In April 2022, the UK government announced it would invest £375 million in technologies to support the UK’s energy independence. This includes £240 million to support the production of hydrogen, £2.5 million to develop next-generation nuclear technology and a further £5 million towards carbon capture research and development.
The new strategy seeks to make the UK more self-sufficient by boosting domestic energy production. The Government has said that, under the strategy, up to a quarter of the UK’s energy needs could be met using nuclear power by the year 2050. The strategy also aims for offshore wind to power all UK homes by 2030.
Business and Energy Secretary Kwasi Kwarteng noted high gas prices and Russia’s aggression in Ukraine highlighted the need to cut the UK’s reliance on energy imports. “This investment will unlock the enormous potential of hydrogen, advanced nuclear reactors and carbon capture to level up the UK energy landscape and deliver for businesses and households.”

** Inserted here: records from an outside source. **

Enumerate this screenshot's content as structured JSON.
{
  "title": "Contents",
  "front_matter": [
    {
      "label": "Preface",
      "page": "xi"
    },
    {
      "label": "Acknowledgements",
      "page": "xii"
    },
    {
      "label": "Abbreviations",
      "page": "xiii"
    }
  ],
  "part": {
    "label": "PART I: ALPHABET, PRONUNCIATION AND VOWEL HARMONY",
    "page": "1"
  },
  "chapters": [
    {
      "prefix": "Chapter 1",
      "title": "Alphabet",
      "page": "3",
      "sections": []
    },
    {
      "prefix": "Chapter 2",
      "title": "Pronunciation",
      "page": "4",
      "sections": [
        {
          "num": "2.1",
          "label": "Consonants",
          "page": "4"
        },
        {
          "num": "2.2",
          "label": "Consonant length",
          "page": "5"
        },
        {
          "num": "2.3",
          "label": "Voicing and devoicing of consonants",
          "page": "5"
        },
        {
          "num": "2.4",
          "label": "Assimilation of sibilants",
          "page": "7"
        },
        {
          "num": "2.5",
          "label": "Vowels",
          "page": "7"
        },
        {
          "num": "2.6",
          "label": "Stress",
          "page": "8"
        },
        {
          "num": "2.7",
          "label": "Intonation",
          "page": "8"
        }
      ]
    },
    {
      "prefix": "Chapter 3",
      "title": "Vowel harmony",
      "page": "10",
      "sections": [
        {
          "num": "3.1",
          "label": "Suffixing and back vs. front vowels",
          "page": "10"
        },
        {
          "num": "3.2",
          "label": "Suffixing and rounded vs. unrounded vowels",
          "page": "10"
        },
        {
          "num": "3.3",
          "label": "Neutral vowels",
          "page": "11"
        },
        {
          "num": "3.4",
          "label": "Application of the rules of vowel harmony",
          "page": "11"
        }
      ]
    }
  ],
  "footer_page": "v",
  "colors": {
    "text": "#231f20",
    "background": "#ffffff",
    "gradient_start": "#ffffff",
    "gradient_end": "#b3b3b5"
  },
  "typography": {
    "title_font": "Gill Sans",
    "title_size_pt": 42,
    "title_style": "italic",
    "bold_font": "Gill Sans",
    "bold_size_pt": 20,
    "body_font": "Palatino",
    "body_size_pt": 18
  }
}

A full copy of the British Energy Security Strategy can be downloaded here: https://www.gov.uk/government/publications/british-energy-security-strategy
 Industry response to UK Governments April 2022 Energy Security Strategy
David Smith, Chief Executive of Energy Networks Association said: “With millions of pounds invested, we are already preparing Great Britain’s networks for hydrogen and today’s news alongside yesterday’s Energy Security Strategy sets a clear direction for the UK delivering the technologies of tomorrow. The ambition is there from government and industry alike to create the energy system we need for net zero.”
Leading electrotechnical trade body ECA has responded to the Government’s Energy Security Strategy saying whilst it broadly supports the Government’s ambitions for solar and wind power, it urged the Government to focus first on energy efficiency, retrofitting ageing housing stock, and creating the right conditions for upskilling the electrotechnical workforce.
Luke Osborne, ECA Energy Solutions Advisor said: “The quickest route to energy security is to reduce our energy use by retrofitting our aging housing stock. By creating better incentives for energy efficient buildings, such as a home insultation scheme and an expansion of the Boiler Upgrade Scheme to include other low carbon, energy saving solutions, consumers would see an immediate reduction in fuel bills. These are solutions that are available now and can make a difference now. Boosting oil and gas is not an acceptable short-term measure – energy efficiency is. The notion that we can delay our switch to low carbon energy by burning more fossil fuels in the interim is misguided, especially in light of the IPCC’s latest climate change report.”
Andrew Eldred, ECA Director of Workforce and Public Affairs said: “Measures to encourage electricians to upskill are urgently needed as they are essential to delivering the ambitions set out in this strategy. Without a properly trained and qualified workforce, the UK cannot meet its low-carbon energy needs. We urge the Government to listen to the electrotechnical sector and focus its drive on giving competent firms and individuals the confidence to invest in low-carbon upskilling, as a starting point on our way to energy independence and Net Zero.”
Jay Parmar, Chief Executive of the JIB, said: “The JIB welcomes the arrival of the Government’s eagerly anticipated Energy Strategy. The shift away from non-renewable energy sources towards a more sustainable future is vital if we are to meet the target of net zero carbon and affordable energy by 2050. The JIB will continue to work with industry bodies to ensure there is a trained, competent and skilled workforce in place to deliver a greener built environment.”